Ariake Gymnastics Centre, Tokyo, Japan – July 27, 2021. Simone Biles of the United States in action on the vault. REUTERS/Lindsey Wasson
Ariake Tennis Park – Tokyo, Japan – July 27, 2021. Naomi Osaka of Japan walks off after losing her third round match against Marketa Vondrousova of Czech Republic REUTERS/Mike Segar
Tuesday saw two shocking early exits at the 2021 Olympics: Japanese tennis star Naomi Osaka was upset in the third round of the tennis tournament, and United States gymnastics star Simone Biles withdrew from the team final during the first rotation.
After a bit of a wobbly landing on the vault, she met with the U.S. team doctor before heading backstage for a few moments. When she came back to the floor, she hugged her teammates, took off her bar grips and put on a sweatsuit. USA Gymnastics described the situation as a “medical issue.”
Biles later said she wasn’t in the right headspace to compete. “I didn’t want to go into any of the other events second-guessing myself,” Biles said. “So, I thought it would be better if I took a step back and let these girls go out there and do their job.”
The rest of the team, comprised of Grace McCallum, Sunisa Lee and Jordan Chiles hung around the top of the standings for the rest of the three rotations. However, the team representing the Russia Olympic Committee secured the gold, its first since the 1992 Barcelona Games.

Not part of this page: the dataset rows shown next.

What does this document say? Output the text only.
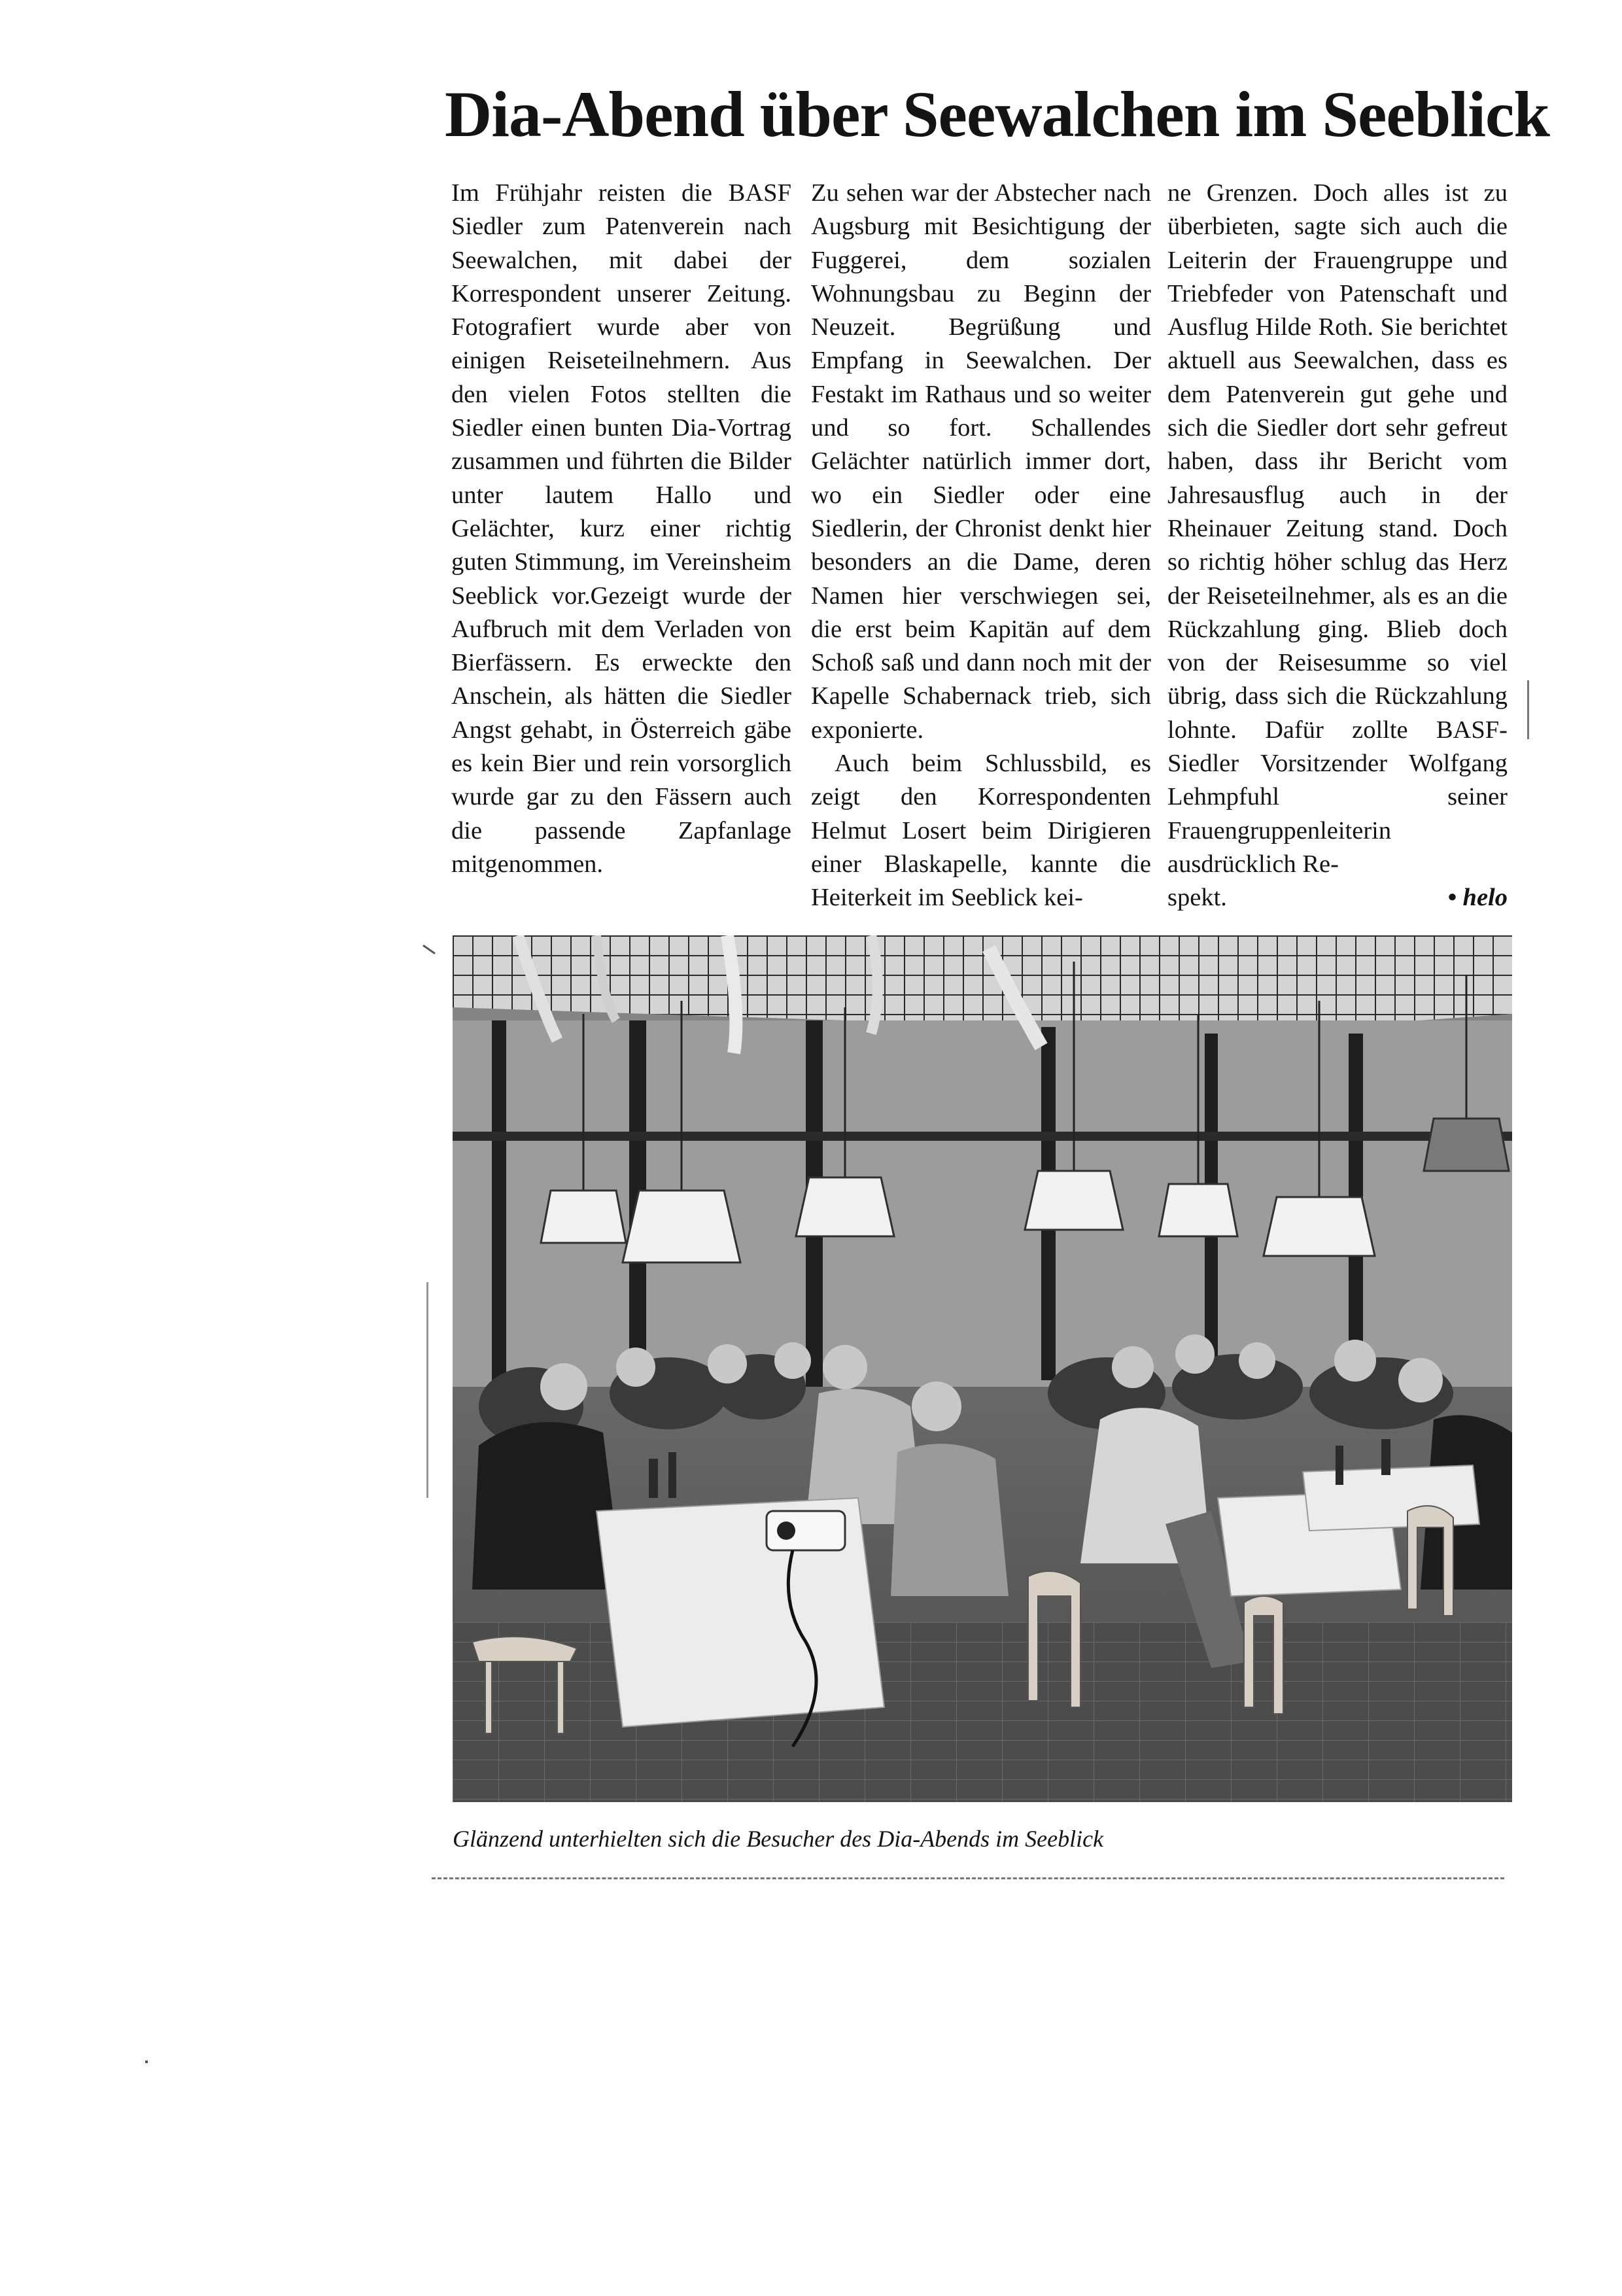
Dia-Abend über Seewalchen im Seeblick

Im Frühjahr reisten die BASF Siedler zum Patenverein nach Seewalchen, mit dabei der Korrespondent unserer Zeitung. Fotografiert wurde aber von einigen Reiseteilnehmern. Aus den vielen Fotos stellten die Siedler einen bunten Dia-Vortrag zusammen und führten die Bilder unter lautem Hallo und Gelächter, kurz einer richtig guten Stimmung, im Vereinsheim Seeblick vor.Gezeigt wurde der Aufbruch mit dem Verladen von Bierfässern. Es erweckte den Anschein, als hätten die Siedler Angst gehabt, in Österreich gäbe es kein Bier und rein vorsorglich wurde gar zu den Fässern auch die passende Zapfanlage mitgenommen.

Zu sehen war der Abstecher nach Augsburg mit Besichtigung der Fuggerei, dem sozialen Wohnungsbau zu Beginn der Neuzeit. Begrüßung und Empfang in Seewalchen. Der Festakt im Rathaus und so weiter und so fort. Schallendes Gelächter natürlich immer dort, wo ein Siedler oder eine Siedlerin, der Chronist denkt hier besonders an die Dame, deren Namen hier verschwiegen sei, die erst beim Kapitän auf dem Schoß saß und dann noch mit der Kapelle Schabernack trieb, sich exponierte.

Auch beim Schlussbild, es zeigt den Korrespondenten Helmut Losert beim Dirigieren einer Blaskapelle, kannte die Heiterkeit im Seeblick kei-

ne Grenzen. Doch alles ist zu überbieten, sagte sich auch die Leiterin der Frauengruppe und Triebfeder von Patenschaft und Ausflug Hilde Roth. Sie berichtet aktuell aus Seewalchen, dass es dem Patenverein gut gehe und sich die Siedler dort sehr gefreut haben, dass ihr Bericht vom Jahresausflug auch in der Rheinauer Zeitung stand. Doch so richtig höher schlug das Herz der Reiseteilnehmer, als es an die Rückzahlung ging. Blieb doch von der Reisesumme so viel übrig, dass sich die Rückzahlung lohnte. Dafür zollte BASF-Siedler Vorsitzender Wolfgang Lehmpfuhl seiner Frauengruppenleiterin ausdrücklich Re-

spekt.	• helo
Glänzend unterhielten sich die Besucher des Dia-Abends im Seeblick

The U.S. took the silver.
Meanwhile, Osaka said she is “disappointed” after her 6-1, 6-4 loss to former French Open finalist Marketa Vondrousova of the Czech Republic.
“I’m disappointed in every loss, but I feel like this one sucks more than the others,” Osaka said.
She went on to say she felt the high expectations placed on her, with her being the highest-paid female athlete in the world and the host country’s poster girl for the Games.
“I definitely feel like there was a lot of pressure for this,” Osaka said. “I think it’s maybe because I haven’t played in the Olympics before and for the first year (it) was a bit much,” Osaka said.
Osaka won’t leave the Olympics empty-handed, as she already experienced “undoubtedly the greatest athletic achievement and honor I will ever have in my life” when she lit the torch at the opening ceremony.